Special Envoy to Ukraine, appointed by President Trump. He is retired Lieutenant General with a distinguished military career.
He has served as the national security advisor for former Vice President Mike Pence, chief of staff and executive secretary for the National Security Council during Trump's first term. Extensive experience in national security and Ukraine-Russia policy make him now the key diplomat during this pivotal time for Ukraine, General Kellogg.
Welcome. Thanks for joining me.
Hey, Glenn. Thanks for having me on.
It's good to be with you. Thank you.
I want to talk to you because I know we're in the middle of negotiations and there's some things that you just can't say, but let's talk about the things that you're comfortable in sharing. We're in the middle of this ceasefire now.
Ukraine agreed to a 30-day ceasefire. Can you talk a little bit about how we got there? I mean, Biden, it didn't even seem like they were attempting to do that.

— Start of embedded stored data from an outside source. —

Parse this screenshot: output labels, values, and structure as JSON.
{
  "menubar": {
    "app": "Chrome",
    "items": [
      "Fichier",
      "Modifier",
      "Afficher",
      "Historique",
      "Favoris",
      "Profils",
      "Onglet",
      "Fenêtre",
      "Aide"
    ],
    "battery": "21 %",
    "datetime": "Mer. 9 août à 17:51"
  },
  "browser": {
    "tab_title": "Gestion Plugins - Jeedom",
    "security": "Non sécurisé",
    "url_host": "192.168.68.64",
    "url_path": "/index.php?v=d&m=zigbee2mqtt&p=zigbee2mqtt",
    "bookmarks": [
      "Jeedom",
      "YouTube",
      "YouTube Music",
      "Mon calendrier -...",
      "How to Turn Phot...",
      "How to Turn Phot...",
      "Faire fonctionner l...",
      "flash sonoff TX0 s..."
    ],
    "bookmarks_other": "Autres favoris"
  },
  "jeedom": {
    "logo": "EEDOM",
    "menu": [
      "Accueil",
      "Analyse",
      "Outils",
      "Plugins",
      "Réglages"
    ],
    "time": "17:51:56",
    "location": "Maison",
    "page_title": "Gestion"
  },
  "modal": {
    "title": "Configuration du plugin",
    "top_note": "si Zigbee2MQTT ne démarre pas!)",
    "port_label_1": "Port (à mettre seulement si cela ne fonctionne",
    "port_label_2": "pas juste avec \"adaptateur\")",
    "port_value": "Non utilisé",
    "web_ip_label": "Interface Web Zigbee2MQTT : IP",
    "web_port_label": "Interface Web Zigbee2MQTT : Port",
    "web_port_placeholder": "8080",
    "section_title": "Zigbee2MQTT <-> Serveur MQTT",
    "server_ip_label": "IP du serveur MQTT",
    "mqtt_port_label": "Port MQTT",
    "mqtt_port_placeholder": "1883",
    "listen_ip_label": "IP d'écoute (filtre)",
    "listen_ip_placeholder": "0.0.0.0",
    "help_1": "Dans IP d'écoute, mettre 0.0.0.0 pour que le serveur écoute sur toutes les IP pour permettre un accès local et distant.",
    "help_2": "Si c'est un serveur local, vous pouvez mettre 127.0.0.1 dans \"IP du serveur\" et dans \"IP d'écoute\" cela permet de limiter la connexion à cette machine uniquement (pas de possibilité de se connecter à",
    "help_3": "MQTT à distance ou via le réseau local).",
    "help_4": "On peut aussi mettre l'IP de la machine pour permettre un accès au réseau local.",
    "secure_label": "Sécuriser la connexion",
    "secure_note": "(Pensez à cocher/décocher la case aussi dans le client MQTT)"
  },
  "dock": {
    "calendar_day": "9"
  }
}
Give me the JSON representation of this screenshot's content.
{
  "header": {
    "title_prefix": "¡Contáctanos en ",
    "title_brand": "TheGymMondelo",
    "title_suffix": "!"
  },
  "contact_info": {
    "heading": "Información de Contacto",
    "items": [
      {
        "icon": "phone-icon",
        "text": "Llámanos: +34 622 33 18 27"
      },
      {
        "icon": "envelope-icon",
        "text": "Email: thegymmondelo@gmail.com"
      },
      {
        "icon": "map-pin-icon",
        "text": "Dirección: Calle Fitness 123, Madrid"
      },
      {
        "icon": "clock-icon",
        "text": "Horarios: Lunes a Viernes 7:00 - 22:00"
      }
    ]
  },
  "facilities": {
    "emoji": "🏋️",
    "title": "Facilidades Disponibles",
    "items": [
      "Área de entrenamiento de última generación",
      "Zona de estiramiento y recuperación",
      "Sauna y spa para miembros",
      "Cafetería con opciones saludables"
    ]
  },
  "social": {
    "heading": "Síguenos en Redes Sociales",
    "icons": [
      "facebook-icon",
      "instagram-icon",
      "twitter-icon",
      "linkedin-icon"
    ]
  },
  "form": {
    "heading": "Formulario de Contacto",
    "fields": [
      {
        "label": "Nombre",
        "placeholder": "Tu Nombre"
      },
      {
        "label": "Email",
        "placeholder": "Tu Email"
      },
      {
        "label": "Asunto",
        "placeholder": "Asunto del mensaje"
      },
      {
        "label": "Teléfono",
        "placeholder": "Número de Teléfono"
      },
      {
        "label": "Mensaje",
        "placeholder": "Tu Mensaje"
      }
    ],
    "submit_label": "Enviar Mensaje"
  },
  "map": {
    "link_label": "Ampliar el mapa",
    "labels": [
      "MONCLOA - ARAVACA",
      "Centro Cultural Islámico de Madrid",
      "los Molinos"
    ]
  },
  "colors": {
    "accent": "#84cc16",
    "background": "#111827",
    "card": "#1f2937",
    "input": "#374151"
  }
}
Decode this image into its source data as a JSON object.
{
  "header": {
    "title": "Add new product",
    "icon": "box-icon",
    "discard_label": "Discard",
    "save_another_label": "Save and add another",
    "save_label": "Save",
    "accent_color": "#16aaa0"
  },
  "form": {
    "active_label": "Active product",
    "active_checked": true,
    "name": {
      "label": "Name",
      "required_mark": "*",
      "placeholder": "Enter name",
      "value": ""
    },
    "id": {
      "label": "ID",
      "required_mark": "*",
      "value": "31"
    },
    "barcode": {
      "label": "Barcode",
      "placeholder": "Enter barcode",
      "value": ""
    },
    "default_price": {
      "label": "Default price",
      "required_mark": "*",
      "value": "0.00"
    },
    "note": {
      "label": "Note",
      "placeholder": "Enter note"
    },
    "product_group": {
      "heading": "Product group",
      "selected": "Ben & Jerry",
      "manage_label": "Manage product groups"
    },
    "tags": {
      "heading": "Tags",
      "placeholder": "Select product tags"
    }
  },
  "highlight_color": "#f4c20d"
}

We just kept doubling down on things that were making it worse. What's difference in trump's approach uh and uh and what biden was doing and what was that leading us into and and what is this hopefully leading us to what's the difference oh you know glenn what a what a great question look this goes back to when president biden in a press conference said a minimal incursion of Ukraine by the Russians may be OK.
Well, he didn't understand that a minimal incursion by Putin is significantly different in his interpretation and my interpretation and Putin's interpretation. And then what happened is that Biden didn't even pick up the phone, didn't even talk to Putin in over three years, kind of just said, I'm not going to talk to the guy.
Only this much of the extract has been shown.